Adamo’s head tilted slightly. He turned, watched with interest as Chiara felt beads of perspiration break on her forehead. Chiara knew her heart read like an open book to this man; that fact would never change. She thought for a fleeting moment that perhaps it was pity in his eyes. "Our mother is dying, has not even hours to live, and her own daughter is too busy to be here? I can’t imagine what could possibly detain her at a moment like this. What could be so important that she cannot see to this one last gift to the woman who gave her life, raised her, nourished her?"
"I... I don’t..."
"Be careful, Little One, lest your soul be damned to hell for lying to a man of God." They were the words of both priest and brother, but the sparkle in his eye was indeed the brother she had grown up with. "You have her confidence, and you wish not to betray it. That’s admirable, Chiara, but I sense in your reaction that she might be in some trouble. An oath asked to conceal wrong is not an oath to be trusted." His hands were on Chiara’s shoulders. He pulled her close in a tight hug. "You have done more than enough already for your family. You have been here for our Mother in her time of need. You always were here for her, and for us. I feel the burden placed on your shoulders by your sister is too heavy. Let me share it. You can trust me." He squeezed tighter.
Months of worry, of fretting, pacing, thinking, ebbed together in a rush of tears, a long overdue release of emotions. The man holding her – could he be trusted? Was he a Bianchi or a priest? The scale tipped towards Bianchi. She had to trust him. "She is with His Holiness. She was summoned to see him."
The hug released as Adamo’s arms dropped. "She is with the Holy Father?"
"And this does not alarm you?"
Chiara nodded again, then shrugged. "The first time, it did. Now, it petrifies me."
Chiara was awakened by the door, the light footsteps, the rustling of Livia’s cape. She opened her eyes. There was no noise coming from their mother’s bed. She turned to look at it, saw Adamo kneeling, his prayers now interrupted by the arrival.
Adamo climbed off his knees, turning a stern face to his sister. "You often come in at this hour of the morning? Your dying mother wasn’t cause enough for you to be here, to comfort her and your little sister? You could not sit vigil here with the rest of us?"
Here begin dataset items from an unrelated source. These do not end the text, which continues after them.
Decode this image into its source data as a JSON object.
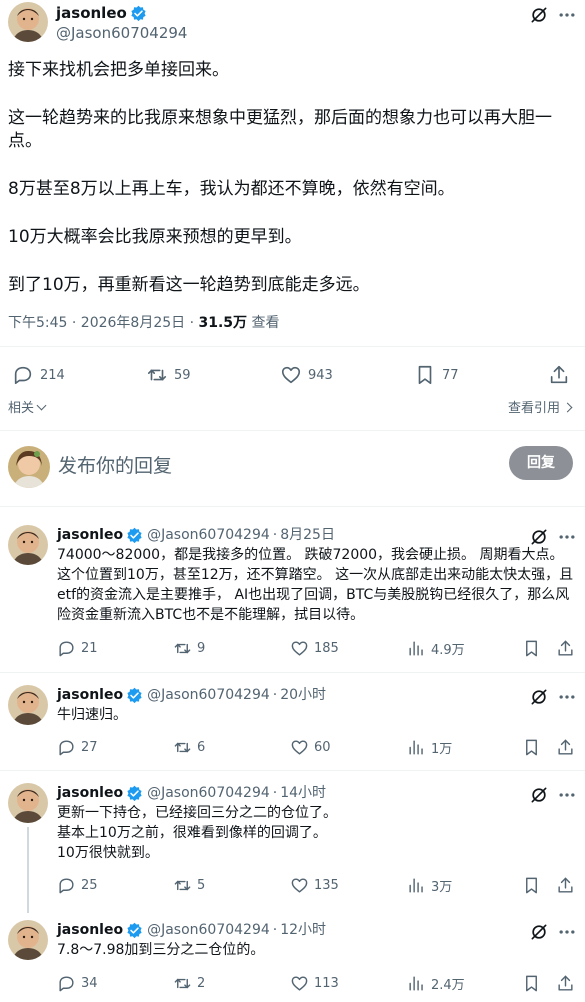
{
  "main_tweet": {
    "name": "jasonleo",
    "handle": "@Jason60704294",
    "paragraphs": [
      "接下来找机会把多单接回来。",
      "这一轮趋势来的比我原来想象中更猛烈，那后面的想象力也可以再大胆一点。",
      "8万甚至8万以上再上车，我认为都还不算晚，依然有空间。",
      "10万大概率会比我原来预想的更早到。",
      "到了10万，再重新看这一轮趋势到底能走多远。"
    ],
    "timestamp": "下午5:45 · 2026年8月25日 · ",
    "views_count": "31.5万",
    "views_label": " 查看",
    "stats": {
      "replies": "214",
      "retweets": "59",
      "likes": "943",
      "bookmarks": "77"
    },
    "related_label": "相关",
    "quotes_label": "查看引用"
  },
  "compose": {
    "placeholder": "发布你的回复",
    "button": "回复"
  },
  "replies": [
    {
      "name": "jasonleo",
      "handle": "@Jason60704294",
      "time": "8月25日",
      "text": "74000～82000，都是我接多的位置。 跌破72000，我会硬止损。 周期看大点。 这个位置到10万，甚至12万，还不算踏空。 这一次从底部走出来动能太快太强，且etf的资金流入是主要推手， AI也出现了回调，BTC与美股脱钩已经很久了，那么风险资金重新流入BTC也不是不能理解，拭目以待。",
      "replies": "21",
      "retweets": "9",
      "likes": "185",
      "views": "4.9万"
    },
    {
      "name": "jasonleo",
      "handle": "@Jason60704294",
      "time": "20小时",
      "text": "牛归速归。",
      "replies": "27",
      "retweets": "6",
      "likes": "60",
      "views": "1万"
    },
    {
      "name": "jasonleo",
      "handle": "@Jason60704294",
      "time": "14小时",
      "text": "更新一下持仓，已经接回三分之二的仓位了。\n基本上10万之前，很难看到像样的回调了。\n10万很快就到。",
      "replies": "25",
      "retweets": "5",
      "likes": "135",
      "views": "3万"
    },
    {
      "name": "jasonleo",
      "handle": "@Jason60704294",
      "time": "12小时",
      "text": "7.8～7.98加到三分之二仓位的。",
      "replies": "34",
      "retweets": "2",
      "likes": "113",
      "views": "2.4万"
    }
  ],
  "colors": {
    "verified": "#1d9bf0",
    "secondary_text": "#536471",
    "divider": "#eff3f4",
    "reply_button_disabled": "#8d9197"
  },
  "icons": [
    "verified-icon",
    "grok-icon",
    "more-icon",
    "reply-icon",
    "retweet-icon",
    "like-icon",
    "bookmark-icon",
    "share-icon",
    "views-icon",
    "chevron-down-icon",
    "chevron-right-icon"
  ]
}
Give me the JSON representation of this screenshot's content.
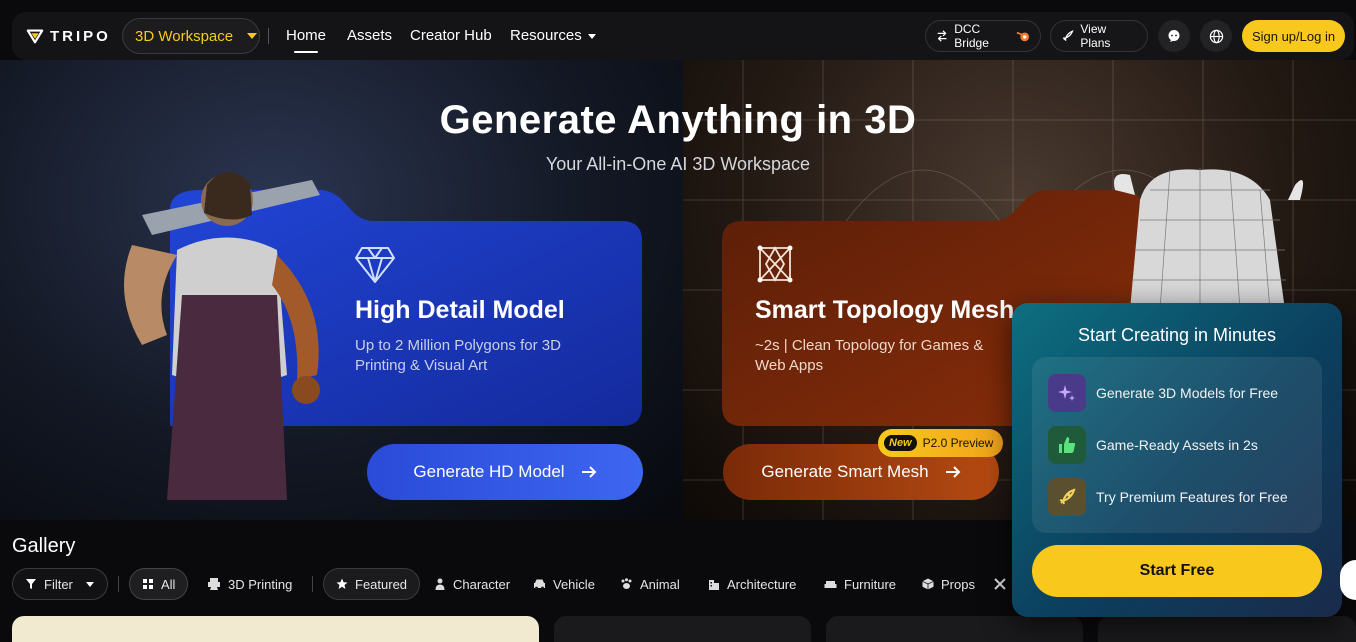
{
  "brand": {
    "name": "TRIPO"
  },
  "nav": {
    "workspace": "3D Workspace",
    "links": [
      "Home",
      "Assets",
      "Creator Hub",
      "Resources"
    ],
    "dcc_bridge": "DCC Bridge",
    "view_plans": "View Plans",
    "signup": "Sign up/Log in"
  },
  "hero": {
    "title": "Generate Anything in 3D",
    "subtitle": "Your All-in-One AI 3D Workspace",
    "hd": {
      "title": "High Detail Model",
      "desc_line1": "Up to 2 Million Polygons for 3D",
      "desc_line2": "Printing & Visual Art",
      "button": "Generate HD Model"
    },
    "smart": {
      "title": "Smart Topology Mesh",
      "desc_line1": "~2s | Clean Topology for Games &",
      "desc_line2": "Web Apps",
      "button": "Generate Smart Mesh",
      "badge_new": "New",
      "badge_text": "P2.0 Preview"
    }
  },
  "gallery": {
    "title": "Gallery",
    "filter": "Filter",
    "chips": [
      "All",
      "3D Printing",
      "Featured",
      "Character",
      "Vehicle",
      "Animal",
      "Architecture",
      "Furniture",
      "Props"
    ]
  },
  "panel": {
    "title": "Start Creating in Minutes",
    "features": [
      "Generate 3D Models for Free",
      "Game-Ready Assets in 2s",
      "Try Premium Features for Free"
    ],
    "cta": "Start Free"
  },
  "colors": {
    "accent": "#f8c91c",
    "hd_blue": "#2a4bd8",
    "smart_orange": "#b54a12",
    "panel_teal": "#0d6f80"
  }
}
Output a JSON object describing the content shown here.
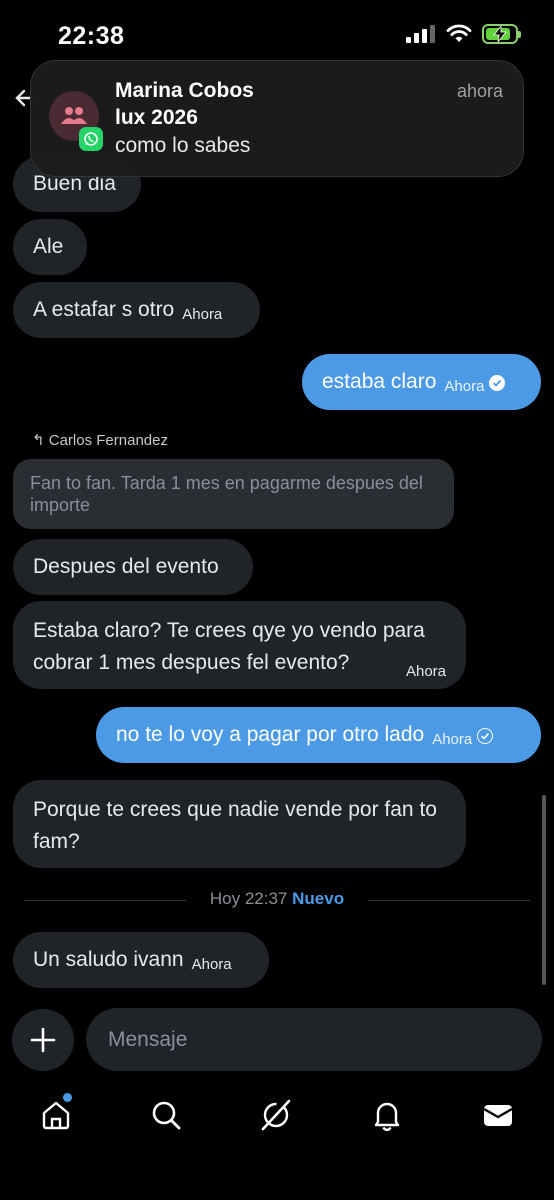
{
  "status_bar": {
    "time": "22:38"
  },
  "notification": {
    "sender": "Marina Cobos",
    "group": "lux 2026",
    "message": "como lo sabes",
    "time": "ahora",
    "app_icon": "whatsapp-icon"
  },
  "messages": [
    {
      "text": "Buen dia",
      "time": ""
    },
    {
      "text": "Ale",
      "time": ""
    },
    {
      "text": "A estafar s otro",
      "time": "Ahora"
    },
    {
      "text": "estaba claro",
      "time": "Ahora"
    },
    {
      "text": "Despues del evento",
      "time": ""
    },
    {
      "text": "Estaba claro? Te crees qye yo vendo para cobrar 1 mes despues fel evento?",
      "time": "Ahora"
    },
    {
      "text": "no te lo voy a pagar por otro lado",
      "time": "Ahora"
    },
    {
      "text": "Porque te crees que nadie vende por fan to fam?",
      "time": ""
    },
    {
      "text": "Un saludo ivann",
      "time": "Ahora"
    }
  ],
  "reply": {
    "author": "Carlos Fernandez",
    "quoted_text": "Fan to fan. Tarda 1 mes en pagarme despues del importe"
  },
  "divider": {
    "label": "Hoy 22:37",
    "new_label": "Nuevo"
  },
  "composer": {
    "placeholder": "Mensaje"
  },
  "tabs": [
    "home-icon",
    "search-icon",
    "grok-icon",
    "bell-icon",
    "mail-icon"
  ],
  "colors": {
    "accent": "#4c9ae6",
    "bubble_in": "#202327",
    "background": "#000000"
  }
}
Livia hung her cape on the peg at the door. She sighed before turning around to face her family. "I would have been here if I could." She marched towards the bed, sat on the edge and picked up her mother’s hand. "Now isn’t the time, Adamo."
"Oh, now you have a keen grasp of what time it is, do you? Isn’t that convenient?"
Tears welled in Chiara’s eyes. She rubbed her neck, stiff from falling asleep in the chair, then cradled her head. "Enough. Both of you stop it. Our mother deserves better than this." She looked again at the bed, felt the choke in her throat at the realization her mother was gone. A look out the window was nothing more than a means of searching for time to collect her thoughts. It was only four in the morning, the sky black, moonless, adding to the heartbreak.
Livia ignored Chiara. She stood, moved closer to Adamo. "And just where the hell have you been for the last three years? Where were you when she was sick, needed comforting, needed tending? You weren’t here to hold her hand when she cried out for you, asked about you, prayed for you to come home. Don’t you dare pull that sanctimonious tripe on me."
Chiara watched as her brother’s fingers curled into tight fists, as he worked his cheek even more.
Pulling up the hood of his cloak, he turned towards the door. "I will go out and make the necessary arrangements." He scrutinized Livia once more. "Perhaps you will see fit to find something more appropriate to wear in honor of the memory of your mother." He did not wait for a response.